This course is an introduction to differential forms and their applications. The exterior differential calculus of Elie Cartan is one of the most successful and illuminating techniques for calculations. The fundamental theorems of multivariable calculus are united in a general Stokes theorem which holds for smooth manifolds in any number of dimensions. This course develops this theory and technique to perform calculations in analysis and geometry. This course is independent of Math 436, although it overlaps with it. The point of view is more abstract and axiomatic, beginning with the general notion of a topological space, and developing the tools necessary for applying techniques of calculus. Local coordinates are necessary, but coordinate-free concepts are emphasized. Local calculations relate to global topological invariants, as exemplified by the Gauss-Bonnet theorem.

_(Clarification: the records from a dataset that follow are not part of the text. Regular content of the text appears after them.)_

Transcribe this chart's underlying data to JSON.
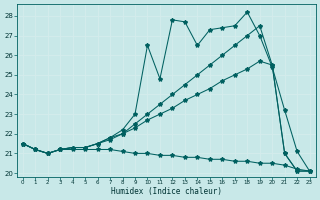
{
  "xlabel": "Humidex (Indice chaleur)",
  "background_color": "#c8e8e8",
  "grid_color": "#e0f0f0",
  "line_color": "#006060",
  "xlim": [
    -0.5,
    23.5
  ],
  "ylim": [
    19.8,
    28.6
  ],
  "xticks": [
    0,
    1,
    2,
    3,
    4,
    5,
    6,
    7,
    8,
    9,
    10,
    11,
    12,
    13,
    14,
    15,
    16,
    17,
    18,
    19,
    20,
    21,
    22,
    23
  ],
  "yticks": [
    20,
    21,
    22,
    23,
    24,
    25,
    26,
    27,
    28
  ],
  "line_jagged": [
    21.5,
    21.2,
    21.0,
    21.2,
    21.3,
    21.3,
    21.5,
    21.8,
    22.2,
    23.0,
    26.5,
    24.8,
    27.8,
    27.7,
    26.5,
    27.3,
    27.4,
    27.5,
    28.2,
    27.0,
    25.4,
    23.2,
    21.1,
    20.1
  ],
  "line_upper": [
    21.5,
    21.2,
    21.0,
    21.2,
    21.3,
    21.3,
    21.5,
    21.8,
    22.0,
    22.5,
    23.0,
    23.5,
    24.0,
    24.5,
    25.0,
    25.5,
    26.0,
    26.5,
    27.0,
    27.5,
    25.5,
    21.0,
    20.1,
    20.1
  ],
  "line_mid": [
    21.5,
    21.2,
    21.0,
    21.2,
    21.3,
    21.3,
    21.5,
    21.7,
    22.0,
    22.3,
    22.7,
    23.0,
    23.3,
    23.7,
    24.0,
    24.3,
    24.7,
    25.0,
    25.3,
    25.7,
    25.5,
    21.0,
    20.1,
    20.1
  ],
  "line_flat": [
    21.5,
    21.2,
    21.0,
    21.2,
    21.2,
    21.2,
    21.2,
    21.2,
    21.1,
    21.0,
    21.0,
    20.9,
    20.9,
    20.8,
    20.8,
    20.7,
    20.7,
    20.6,
    20.6,
    20.5,
    20.5,
    20.4,
    20.2,
    20.1
  ]
}
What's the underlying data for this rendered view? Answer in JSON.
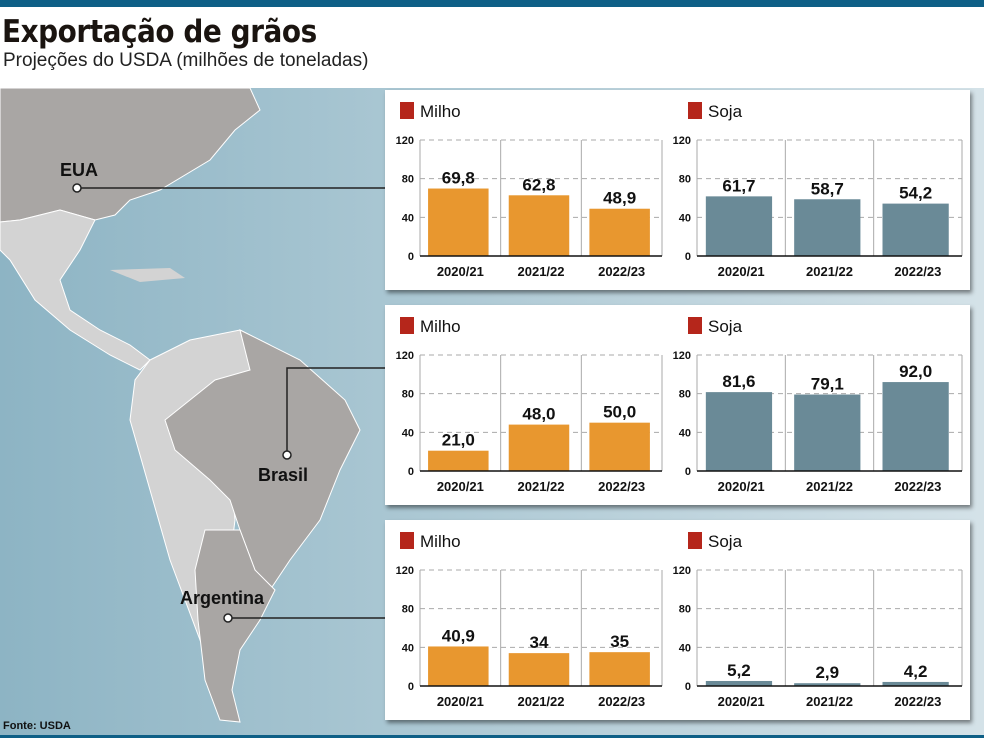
{
  "title": "Exportação de grãos",
  "subtitle": "Projeções do USDA (milhões de toneladas)",
  "source": "Fonte: USDA",
  "colors": {
    "milho": "#e8972f",
    "soja": "#6a8a97",
    "legend_swatch": "#b5261b",
    "ocean": "#8fb6c6",
    "land": "#a9a6a4",
    "land_other": "#d3d3d3"
  },
  "map_labels": [
    "EUA",
    "Brasil",
    "Argentina"
  ],
  "chart_data": [
    {
      "type": "bar",
      "country": "EUA",
      "series": "Milho",
      "categories": [
        "2020/21",
        "2021/22",
        "2022/23"
      ],
      "values": [
        69.8,
        62.8,
        48.9
      ],
      "labels": [
        "69,8",
        "62,8",
        "48,9"
      ],
      "yticks": [
        "0",
        "40",
        "80",
        "120"
      ],
      "ylim": [
        0,
        120
      ],
      "grid": true
    },
    {
      "type": "bar",
      "country": "EUA",
      "series": "Soja",
      "categories": [
        "2020/21",
        "2021/22",
        "2022/23"
      ],
      "values": [
        61.7,
        58.7,
        54.2
      ],
      "labels": [
        "61,7",
        "58,7",
        "54,2"
      ],
      "yticks": [
        "0",
        "40",
        "80",
        "120"
      ],
      "ylim": [
        0,
        120
      ],
      "grid": true
    },
    {
      "type": "bar",
      "country": "Brasil",
      "series": "Milho",
      "categories": [
        "2020/21",
        "2021/22",
        "2022/23"
      ],
      "values": [
        21.0,
        48.0,
        50.0
      ],
      "labels": [
        "21,0",
        "48,0",
        "50,0"
      ],
      "yticks": [
        "0",
        "40",
        "80",
        "120"
      ],
      "ylim": [
        0,
        120
      ],
      "grid": true
    },
    {
      "type": "bar",
      "country": "Brasil",
      "series": "Soja",
      "categories": [
        "2020/21",
        "2021/22",
        "2022/23"
      ],
      "values": [
        81.6,
        79.1,
        92.0
      ],
      "labels": [
        "81,6",
        "79,1",
        "92,0"
      ],
      "yticks": [
        "0",
        "40",
        "80",
        "120"
      ],
      "ylim": [
        0,
        120
      ],
      "grid": true
    },
    {
      "type": "bar",
      "country": "Argentina",
      "series": "Milho",
      "categories": [
        "2020/21",
        "2021/22",
        "2022/23"
      ],
      "values": [
        40.9,
        34,
        35
      ],
      "labels": [
        "40,9",
        "34",
        "35"
      ],
      "yticks": [
        "0",
        "40",
        "80",
        "120"
      ],
      "ylim": [
        0,
        120
      ],
      "grid": true
    },
    {
      "type": "bar",
      "country": "Argentina",
      "series": "Soja",
      "categories": [
        "2020/21",
        "2021/22",
        "2022/23"
      ],
      "values": [
        5.2,
        2.9,
        4.2
      ],
      "labels": [
        "5,2",
        "2,9",
        "4,2"
      ],
      "yticks": [
        "0",
        "40",
        "80",
        "120"
      ],
      "ylim": [
        0,
        120
      ],
      "grid": true
    }
  ]
}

MATH 241 and (MATH 240 or MATH 461); or MATH 340 and MATH 341.
Recommended: MATH 403, MATH 405, MATH 410, MATH 432 or MATH 436. (For appropriate "mathematical maturity".)
Elementary point-set topology
Manifolds, submanifolds, smooth maps
Inverse Function Theorem
Exterior product, interior product
Vector fields, Tensor fields
Lie derivatives, Exterior derivative,
Applications to Lie groups
Integration on manifolds
Cohomology, de Rham Theorem
Maxwell's Equations and Electrostatics